I'm always here should you have any follow-up questions or concerns, stephen-panasl-c. Wishing you and your business continued success!

August 7, 2022

Clicking that option takes me to the upgrade page.. I have Simple Start package. So does this mean that basic supplier invoices and payments are not included? Assuming this is included in the "manage suppliers" this means I need to upgrade not even to Essentials but to Plus which is going from £12->£32/mo?

 

Just to be able to pay suppliers.. I can't think of anything more basic than receiving invoices and making payments, or am I missing something here? I could manually split every bank payment down but thats extra work and I'd also be breaking the VAT rules which require reporting on the invoice not payment date.

 

thanks

Steve 

August 7, 2022

Sorry to reply to myself, but I thought of some fundamental issues in thinking if there can be a workaround, perhaps this isn't obvious to US developers but in UK/EU we have VAT and that makes for strict accounting rules as you can be audited at any time and receive fines if you don't record it correctly. Problems without normal supplier bill entry + payment:

 

1) Anything by direct debit - an invoice will be sent and it will usually specify when payment will be taken, this can be within a day or two but is most often most of a month later, so a big gap between invoice date and payment date (and VAT needs to be recorded at the invoice date and in the correct VAT period.

 

2) Anything covering multiple invoices, supplier credit. All our product suppliers provide next day delivery and invoice at that time but they take payment by direct debit later, between 2 and 4 weeks after and include all the bills outstanding on a single payment.

 

3) Any utility, eg my water bill, they direct debit the same amount monthly and then take a meter read and invoice every 6 months, there is always a +/- balance on the account, this is also how electricity and gas are usually billed in the UK.

 

4) Different VAT rates. In winter we use more gas and pay 20% VAT whereas in summer its 5% as the rate is based on the consumption for the month.
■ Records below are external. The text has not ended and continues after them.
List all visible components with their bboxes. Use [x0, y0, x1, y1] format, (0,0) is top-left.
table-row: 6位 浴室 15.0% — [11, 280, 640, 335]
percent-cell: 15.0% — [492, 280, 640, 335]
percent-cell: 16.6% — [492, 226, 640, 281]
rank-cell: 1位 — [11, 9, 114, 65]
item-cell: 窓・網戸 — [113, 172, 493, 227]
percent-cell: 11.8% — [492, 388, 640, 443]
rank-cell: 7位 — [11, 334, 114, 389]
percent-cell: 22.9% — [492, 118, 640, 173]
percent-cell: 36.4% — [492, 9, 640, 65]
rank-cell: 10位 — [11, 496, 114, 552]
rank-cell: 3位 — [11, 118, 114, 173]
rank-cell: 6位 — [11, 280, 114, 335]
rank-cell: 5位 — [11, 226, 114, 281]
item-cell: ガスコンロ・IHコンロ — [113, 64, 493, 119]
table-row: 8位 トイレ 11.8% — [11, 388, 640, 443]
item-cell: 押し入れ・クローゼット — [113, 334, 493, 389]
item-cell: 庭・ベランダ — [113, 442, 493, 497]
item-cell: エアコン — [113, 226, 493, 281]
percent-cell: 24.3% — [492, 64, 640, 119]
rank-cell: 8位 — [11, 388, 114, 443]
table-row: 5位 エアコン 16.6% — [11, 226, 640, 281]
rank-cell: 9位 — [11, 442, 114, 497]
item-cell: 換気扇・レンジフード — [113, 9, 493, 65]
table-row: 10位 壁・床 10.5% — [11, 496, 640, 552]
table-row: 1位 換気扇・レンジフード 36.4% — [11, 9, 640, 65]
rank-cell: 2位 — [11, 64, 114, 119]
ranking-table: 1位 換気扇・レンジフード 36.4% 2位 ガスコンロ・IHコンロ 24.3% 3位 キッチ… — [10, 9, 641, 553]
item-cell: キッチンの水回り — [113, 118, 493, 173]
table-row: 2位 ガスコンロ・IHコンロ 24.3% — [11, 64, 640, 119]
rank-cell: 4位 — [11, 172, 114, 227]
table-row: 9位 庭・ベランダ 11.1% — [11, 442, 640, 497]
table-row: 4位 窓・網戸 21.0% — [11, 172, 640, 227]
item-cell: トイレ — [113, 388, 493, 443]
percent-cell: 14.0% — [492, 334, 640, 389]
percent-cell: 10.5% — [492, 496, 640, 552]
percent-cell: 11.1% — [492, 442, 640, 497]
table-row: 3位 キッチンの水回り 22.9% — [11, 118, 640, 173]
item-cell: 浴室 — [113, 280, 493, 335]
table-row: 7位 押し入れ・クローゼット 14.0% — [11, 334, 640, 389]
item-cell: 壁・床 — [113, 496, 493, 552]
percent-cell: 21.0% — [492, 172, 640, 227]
You must enter the invoice and correct VAT rate, these do not correspond to the payments as per (3).

 

Similarly our suppliers in (2), most items are charged at 20% but essential goods eg fresh fruit, milk, meat, veg are charged 0%, these will be on the same invoice so need to be split, the payment of the invoices occurs later as mentioned.

 

So I think QBO approach works for cash accounting businesses, or non-VAT registered but the minute you involve VAT or a direct debit it doesn't, and since even basic utilities work this way, unless you're literally a sole trader selling accounting services say with no suppliers you're out of luck on anything but QBO highest packages, which from the package descriptions isn't what I think they intend.